TRAGEDY AVERTED: Greek Prime Minister Alexis Tsipras addresses the nation from the island of Ithaca, Greece, on August 21 2018. Picture: ANDREA BONETTI/GREEK PRIME MINISTER’S PRESS OFFICE/HANDOUT VIA REUTERS
TRAGEDY AVERTED: Greek Prime Minister Alexis Tsipras addresses the nation from the island of Ithaca, Greece, on August 21 2018. Picture: ANDREA BONETTI/GREEK PRIME MINISTER’S PRESS OFFICE/HANDOUT VIA REUTERS

Athens — Greek Prime Minister Alexis Tsipras called Tuesday a "day of redemption" as he hailed the end of his country’s eight-year "odyssey" of painful bailouts.

"Today is a day of redemption, but it is also the start of a new era," Tsipras said in a pre-recorded, televised speech from the Ionian island of Ithaca, believed to be the home of Homer’s hero Ulysses, and his speech was packed with references to the monsters and perils of the Homeric epic.

Speaking a day after Greece’s third and final bailout ended, Tsipras said the country had "won back the right to determine its own fortunes and future" after living through a "modern-day odyssey" during the crisis.

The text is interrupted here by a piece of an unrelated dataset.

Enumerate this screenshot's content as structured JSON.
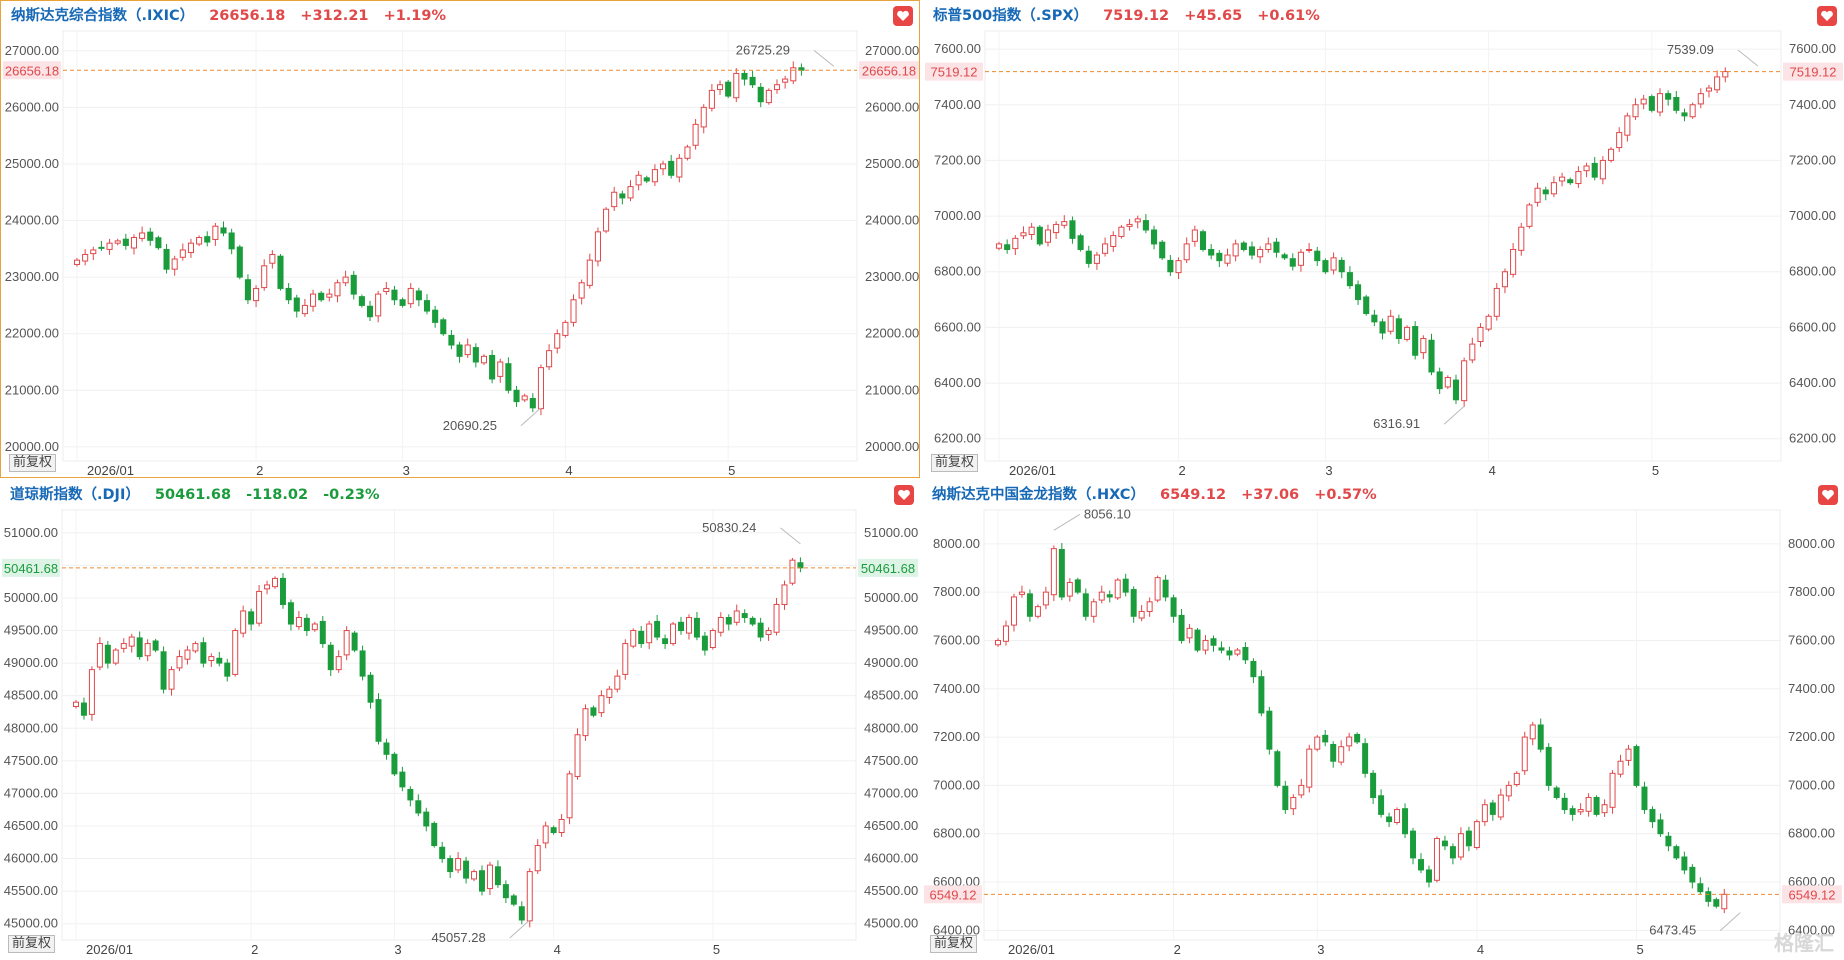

He said Greece had adopted €65bn worth of austerity measures and had lived in a "constant state of emergency". The embattled prime minister is looking to rebound from poor ratings exacerbated by last month’s wildfires near Athens that left nearly 100 people dead.

Trailing the conservative opposition by more than 10 points, Tsipras is now rumoured to be planning a cabinet reshuffle. Elections are still more than a year away, but there is speculation that Tsipras may call them early in 2019.

Although Greece’s final bailout officially ended Monday, experts warn that the country’s challenges are far from over. The EU, the European Central Bank (ECB) and the International Monetary Fund (IMF) loaned debt-wracked Greece a total of €289bn in three successive programmes in 2010, 2012 and 2015.

The country may have achieved budget surpluses, excluding debt repayments, of about 4% in 2016 and 2017, but that came at the cost of crippling taxation, and its hands remain tied on social welfare spending. Greece has already legislated new pension and tax breaks for 2019 and 2020, and will remain under international supervision for several years.

The country has regained some credibility, but Greek households continue to feel the effects of unpopular and damaging austerity. Unemployment has fallen, but still hovers around 20%.

On Tuesday, Tsipras noted that the sacrifices of the bailout years had put Greece’s democracy to the test and bolstered the far-right. He vowed that Greece would "never return to deficits and bankruptcy".